A agricultura, que permitirá essa civilização, vai criar condições para que se continue nesse processo de complexidade social a partir dela. O segundo grande momento civilizatório (o primeiro é a agricultura), será o comércio. Os mesmo rios que criam as condições de fertilidade do solo que permitem a agricultura e a sedentarização serão também os canais primeiros das civilizações humanas de troca comercial. As trocas comerciais se darão pelos rios de maneira mais frequente e em maior volume. Aí novamente a observação de ____: nós temos um condicionamento físico, geográfico da biosfera humana àquilo que o homem pode fazer. Existiam os rios, e os rios criam as condições para esse comércio. O comércio se dará por eles, como acontece até hoje – pelos rios e depois, com o avanço tecnológico, pelo mar. Mas a conquista destes espaços é a maneira como o homem se espalha na história. Ele vai conquistando espaços que antes lhe eram vedados pela sua incapacidade tecnológica, e ele controla mais o elemento (a água) e vai utilizar o rio ao seu favor. Então esses rios eram dominados pelo comércio, e algumas cidades dependem essencialmente deles para conseguirem suprir as suas necessidades. Porque uma cidade que tenha um bom campo de trigo, mas não possua cerâmica, tem o comércio como o seu instrumento principal para suprir estas necessidades.
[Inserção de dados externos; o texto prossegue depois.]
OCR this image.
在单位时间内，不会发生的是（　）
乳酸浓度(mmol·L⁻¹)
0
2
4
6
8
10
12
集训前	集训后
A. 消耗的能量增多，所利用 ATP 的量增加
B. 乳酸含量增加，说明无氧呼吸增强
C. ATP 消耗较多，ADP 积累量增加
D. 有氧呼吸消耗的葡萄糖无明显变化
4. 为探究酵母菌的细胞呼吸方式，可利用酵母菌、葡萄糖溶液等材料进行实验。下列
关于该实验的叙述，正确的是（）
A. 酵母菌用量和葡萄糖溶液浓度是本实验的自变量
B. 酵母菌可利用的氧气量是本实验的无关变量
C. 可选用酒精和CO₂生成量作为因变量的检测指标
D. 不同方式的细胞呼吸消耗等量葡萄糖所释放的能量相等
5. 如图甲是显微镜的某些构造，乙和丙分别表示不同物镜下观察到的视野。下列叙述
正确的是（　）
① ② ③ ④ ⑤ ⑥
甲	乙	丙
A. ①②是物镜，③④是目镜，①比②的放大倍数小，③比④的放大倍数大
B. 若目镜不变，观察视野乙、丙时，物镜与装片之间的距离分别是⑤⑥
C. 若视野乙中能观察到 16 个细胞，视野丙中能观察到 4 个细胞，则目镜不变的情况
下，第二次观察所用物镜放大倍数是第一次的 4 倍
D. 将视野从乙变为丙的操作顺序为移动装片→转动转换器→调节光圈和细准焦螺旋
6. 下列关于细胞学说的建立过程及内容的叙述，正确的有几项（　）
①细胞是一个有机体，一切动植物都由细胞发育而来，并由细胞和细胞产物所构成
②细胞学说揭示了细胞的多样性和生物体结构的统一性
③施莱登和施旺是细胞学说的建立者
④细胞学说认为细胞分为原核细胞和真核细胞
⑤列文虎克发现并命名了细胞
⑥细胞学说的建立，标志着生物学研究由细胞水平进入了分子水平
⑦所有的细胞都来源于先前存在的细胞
Mas nós falamos de uma economia de troca. Isto ainda não é capitalismo, nós falamos de uma economia de troca entre as populações, é a esse respeito que eu estou me referindo. A economia de troca não é só a troca do trigo pela cerâmica, a troca do arroz pelo trigo, ou a troca do porco pela cabra, não é só isso. Dessa troca material há inúmeras outras trocas, a começar pela troca cultural. Os povos que trocam entre si artefatos diferentes estão trocando entre si também a cultura. O contato com outra língua, o contato com outros deuses e o contato com outras tecnologias, leiam: outras formas de fazer, outros modos de fazer. Eu

posso observar que o tipo de técnica utilizada por uma civilização lá de cima do rio para fazer um vaso é melhor do que a que eu utilizo aqui, porque os meus vasos quebram rapidamente, enquanto os vasos deles duram mais. E eu posso aprender como fazer isso. O comércio é que vai garantir durante muito tempo a estas civilizações uma capacidade de disseminação de cultura muito intensa. E é o que vai fazer toda a diferença da história humana, porque o comércio é a primeira e a mais importante, na antiguidade pré-clássica, das vias que a humanidade tem a sua disposição para romper aquele isolamento primitivo inicial - e liguem à palavra “primitivo” a palavra primata a que eu já me referi aqui, porque elas têm a mesma ligação etimológica. O isolamento é natural do primata. Não o isolamento do indivíduo, o isolamento do grupo. Eles vivem sempre em grupo, nós vivemos em grupo. Agora, nós tendemos a nos isolar dos outros grupos. O comércio é a primeira instituição humana – uma das mais importantes - que nos leva a romper esse isolamento. Nós entramos em contato com povos diferentes através do comércio. E dado que necessitamos disto, necessitamos desta troca, ela nos beneficia, nós mantemos esse contato. Procuramos estabilizar esse contato. Procuramos ampliar esse contato cada vez mais. É coisa que talvez não fizéssemos sem o comércio, porque o outro sempre parecerá um estranho e um inimigo, mas através do comércio, nós podemos ter, apesar de todas as nossas diferenças, algumas coisas em comum. Eu quero ganhar e você quer ganhar. Nós encontramos um elemento em comum.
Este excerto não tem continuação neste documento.